Malgré la parité imposée au sein des conseils municipaux, les maires sont encore très majoritairement des hommes : 18,8 pour cent en France et sept pour cent seulement en Moselle sont des femmes. Une sous-représentation qui s’expliquerait par le « poids des stéréotypes et des traditions » selon la bourgmestre. « Les femmes aujourd’hui portent encore le poids de l’éducation des enfants, doivent s’occuper du ménage… et c’est compliqué de s’investir quand on a des enfants en bas âge ». Heureusement pour la première maire d’Audun-le-Tiche, ses deux garçons sont maintenant âgés de 21 et 27 ans.

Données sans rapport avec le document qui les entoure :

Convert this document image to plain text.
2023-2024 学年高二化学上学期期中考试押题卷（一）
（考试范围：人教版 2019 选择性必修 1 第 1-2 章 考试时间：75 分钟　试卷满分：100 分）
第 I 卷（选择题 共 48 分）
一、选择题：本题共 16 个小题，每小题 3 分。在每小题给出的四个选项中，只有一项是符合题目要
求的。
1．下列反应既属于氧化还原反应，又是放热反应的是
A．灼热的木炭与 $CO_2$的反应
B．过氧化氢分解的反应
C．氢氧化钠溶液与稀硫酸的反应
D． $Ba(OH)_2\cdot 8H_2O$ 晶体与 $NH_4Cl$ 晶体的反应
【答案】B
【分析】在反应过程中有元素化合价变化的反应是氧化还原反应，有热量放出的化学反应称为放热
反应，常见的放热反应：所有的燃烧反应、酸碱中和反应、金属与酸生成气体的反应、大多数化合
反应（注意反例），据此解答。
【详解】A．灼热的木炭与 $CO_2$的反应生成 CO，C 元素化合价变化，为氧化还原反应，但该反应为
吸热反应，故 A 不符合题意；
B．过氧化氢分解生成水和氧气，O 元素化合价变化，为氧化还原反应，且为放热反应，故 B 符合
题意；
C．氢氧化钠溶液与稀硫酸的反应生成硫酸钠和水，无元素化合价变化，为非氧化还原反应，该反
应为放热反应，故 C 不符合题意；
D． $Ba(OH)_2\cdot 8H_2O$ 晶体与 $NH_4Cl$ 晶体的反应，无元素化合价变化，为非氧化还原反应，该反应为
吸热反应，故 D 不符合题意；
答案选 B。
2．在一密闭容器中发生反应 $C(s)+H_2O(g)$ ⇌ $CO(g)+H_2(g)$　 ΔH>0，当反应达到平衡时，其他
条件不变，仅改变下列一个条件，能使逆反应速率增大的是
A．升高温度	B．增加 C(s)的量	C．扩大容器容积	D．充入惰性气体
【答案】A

80 pour cent des actifs de la commune travaillent au Luxembourg, les vingt pour cent restants dans les commerces et services d’Audun-le-Tiche ou à Metz et Thionville. Deux flux de personnes convergent à Audun : celui des Français désireux de se rapprocher de la frontière luxembourgeoise et celui des Luxembourgeois désireux de payer un loyer plus supportable. La petite ville connaît ainsi une augmentation importante de sa population. Plusieurs problèmes se posent alors, celui de la mobilité en tête. Viviane Fattorelli reconnaît que « les choses évoluent » mais « pas assez du côté français ». Opposés à ce que Audun-le-Tiche soit intégré à la Communauté d’agglomération de Portes de France-Thionville en 2018, la maire et son équipe soutiennent que « si on a une opportunité c’est Esch, c’est pas Thionville ». Elle appelle à « vraiment construire un espace transfrontalier en gommant la frontière ». Mais les communes comme la sienne sont bien pauvres face au Luxembourg, avec qui il faudrait, selon elle, « s’harmoniser ». « On est pas en capacité de porter, d’une part, les infrastructures et, d’autre part, d’apporter des services à une population qui est quand même plus exigeante, du fait d’un niveau de vie plus élevé que la moyenne nationale ». Vient ensuite le problème économique: comment tisser une économie qui soit bénéfique pour les deux côtés de la frontière ? La question de la fiscalité est inévitable… mais doit se régler entre Paris et le gouvernement luxembourgeois. Enfin, il y a toujours un « appel d’air sur le marché de l’emploi au Luxembourg » et trouver un médecin ou un électricien du côté français de la frontière est devenu difficile.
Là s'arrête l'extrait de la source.